When a single user matches multiple role assignment regulations, all the roles which match those regulations are applied to the user. - Click [Submit].
Enabling access control
After registering users and configuring the authentication server, enable access control.
Open the web page of this machine.
Log in as an administrator.
- Click [Admin Setup].
- Click [Management].
Click [Access Control Setup].
Select [Enable] in [Access Control].
- Configure access control settings according to your environment.
- Use Email print: Set to [Color], [Mono], or [Disable].
When [Color] is set, printing is performed according to the color settings of the received attached file.
When [Mono] is set, the received attached file is printed either in color or monochrome.
When [Disable] is set, the attached file received by the E-mail printing function will not be printed. - Guest user use: Guest is a user assigned to those who are not successful with user authentication when the access control is enabled.
This setting is used to enable or disable the use of this machine by guest.
When [Disable] is set, you can limit the use of this machine by users who failed the user authentication. Specifically, you can disable printing by users who failed the user authentication and the operation of the operator panel.
When [Enable] is set, you can allow users who failed the user authentication to use this machine within the range of guest permissions. The definition of guest permissions can be set in the guest permission settings.
[Guest] is displayed as the authentication method on the login screen. - Set Guest Permissions: The screen for setting the permissions for guest authentication is displayed. By default, guest access rights are granted for all operations. You can define guest permissions according to your security policy.
- Authentication method: Enable/Disable each authentication method.
A user can select the authentication method within the range granted by the administrator at the time of authentication.
If an unnecessary authentication method is disabled in this setting, the disabled authentication method will not be displayed in the user options. - Authentication Setting: Set the authentication method for logging into this machine or printing.
Default authentication method: Define the focused authentication method as default when the user calls the authentication screen from the operator panel.
Register general user's IC card: You can set whether to allow local users who are not administrator to register their own IC cards. When enabled, any user who logged on the operator panel without using IC card can register their own IC cards via the IC card reader on this machine.
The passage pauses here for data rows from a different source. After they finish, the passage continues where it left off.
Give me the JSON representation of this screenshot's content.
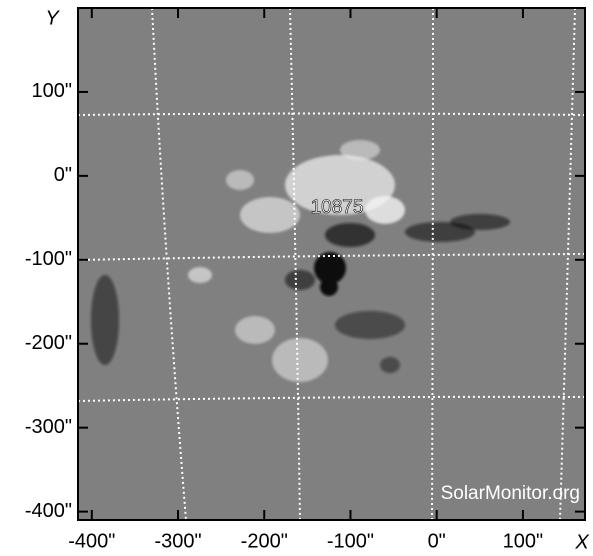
{
  "image": {
    "y_axis_label": "Y",
    "x_axis_label": "X",
    "xlim": [
      -416,
      172
    ],
    "ylim": [
      -410,
      200
    ],
    "xticks": [
      {
        "value": -400,
        "label": "-400\""
      },
      {
        "value": -300,
        "label": "-300\""
      },
      {
        "value": -200,
        "label": "-200\""
      },
      {
        "value": -100,
        "label": "-100\""
      },
      {
        "value": 0,
        "label": "0\""
      },
      {
        "value": 100,
        "label": "100\""
      }
    ],
    "yticks": [
      {
        "value": 100,
        "label": "100\""
      },
      {
        "value": 0,
        "label": "0\""
      },
      {
        "value": -100,
        "label": "-100\""
      },
      {
        "value": -200,
        "label": "-200\""
      },
      {
        "value": -300,
        "label": "-300\""
      },
      {
        "value": -400,
        "label": "-400\""
      }
    ],
    "region_label": "10875",
    "watermark": "SolarMonitor.org"
  }
}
An administrator can start the IC card authentication by giving the IC card to the user after he/she has received the IC card.
Card read settings: Set to authenticate users with the FeliCa card.
- If you want to discard print data that cannot be authenticated, set [Guest user use] to [Disable], or set [Set Guest Permissions] to prohibit the printing permission of the guest.
- Use Email print: Set to [Color], [Mono], or [Disable].
Click [Submit].
- A card authentication kit (optional) is required to use IC card authentication. If the card authentication kit is not installed, "Auth By IC Card Avail" will not be displayed.